Ketika Anda membaca aritkel, boleh jadi artikel-artikel
yang Anda baca itu cenderung memposisikan asuransi nonsyariah/perbankan
nonsyariah sebagai sesuatu yang ada unsur haramnya. Oleh karena itu, penulis
artikel akan mencari alasan-alasan untuk menguatkan hal itu.
Tetapi, ada pula tulisan yang memandang perbankan
nonsyariah/asuransi nonsyariah, bukan sebagai sesuatu yang haram, sehingga
penulis akan menuliskan logika-logika yang menguatkan hal itu.
Jadi, jika Anda ingin resign dari tempat Anda bekerja
(asuransi nonsyariah) dan mencari alternatif pekerjaan yang lebih menenangkan,
itu merupakan sesuatu yang baik. Tetapi, Anda tetap harus mempertimbangkan
kondisi realitas saat ini. Apakah keputusan Anda untuk resign itu akan membuat
Anda makin berkembang atau justru menjadi beban orang lain.
Pikirkanlah hal ini baik-baik. Terutama, apakah setelah
Anda resign, kebutuhan istri dan anak-anak Anda masih bisa Anda penuhi dan
tidak membebani orang lain atau tidak.
Tetapi, jika Anda merasa yakin dengan keputusan (resign)

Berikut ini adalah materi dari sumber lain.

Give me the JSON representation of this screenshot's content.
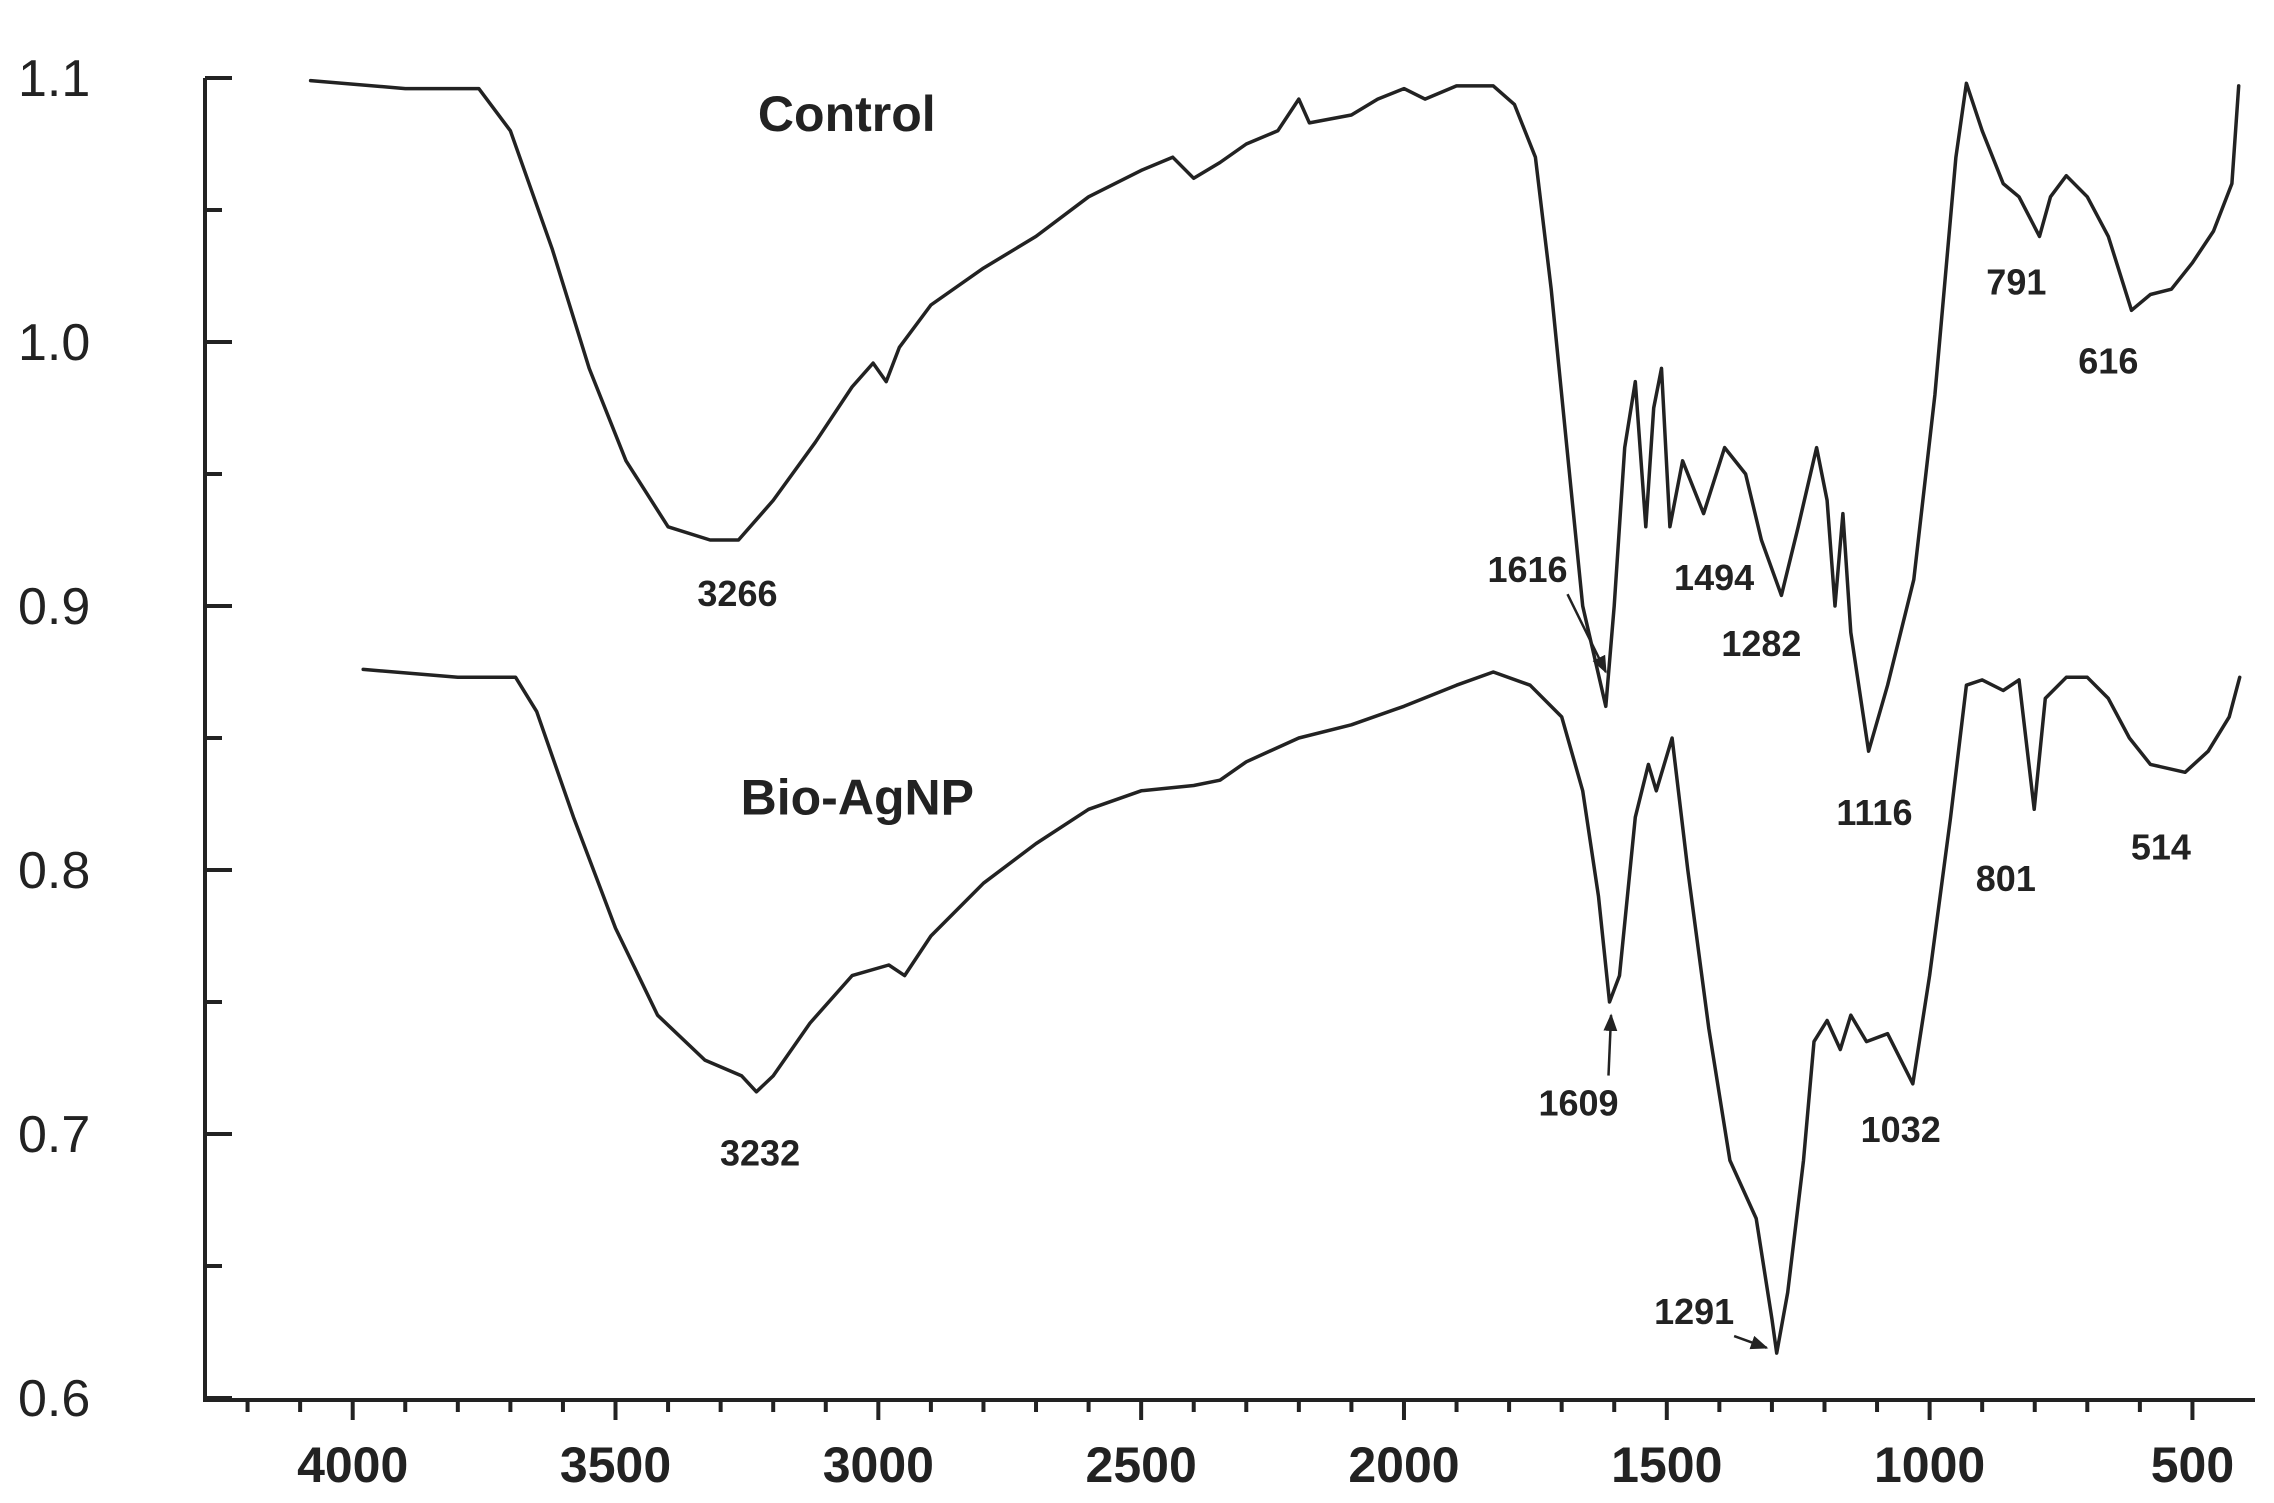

Anda dan merasa akan tetap mandiri, itu suatu langkah yang bagus. Jadi,
pertimbangkah hal ini dengan matang, jangan sampai Anda lepas dari satu dosa
lalu masuk ke dosa yang lain.
Anda boleh saja keluar lalu mencari alternatif pekerjaan
yang lain, tetapi Anda tidak boleh memakan hak orang lain, terlebih membebani
orang lain. Karena, sebaik-baik orang adalah yang tidak membebani orang lain,
dan sebaik-baik orang adalah yang meringankan beban orang lain. Tanamkan
baik-baik hal ini dalam kehidupan Anda. Wallahu a’lam.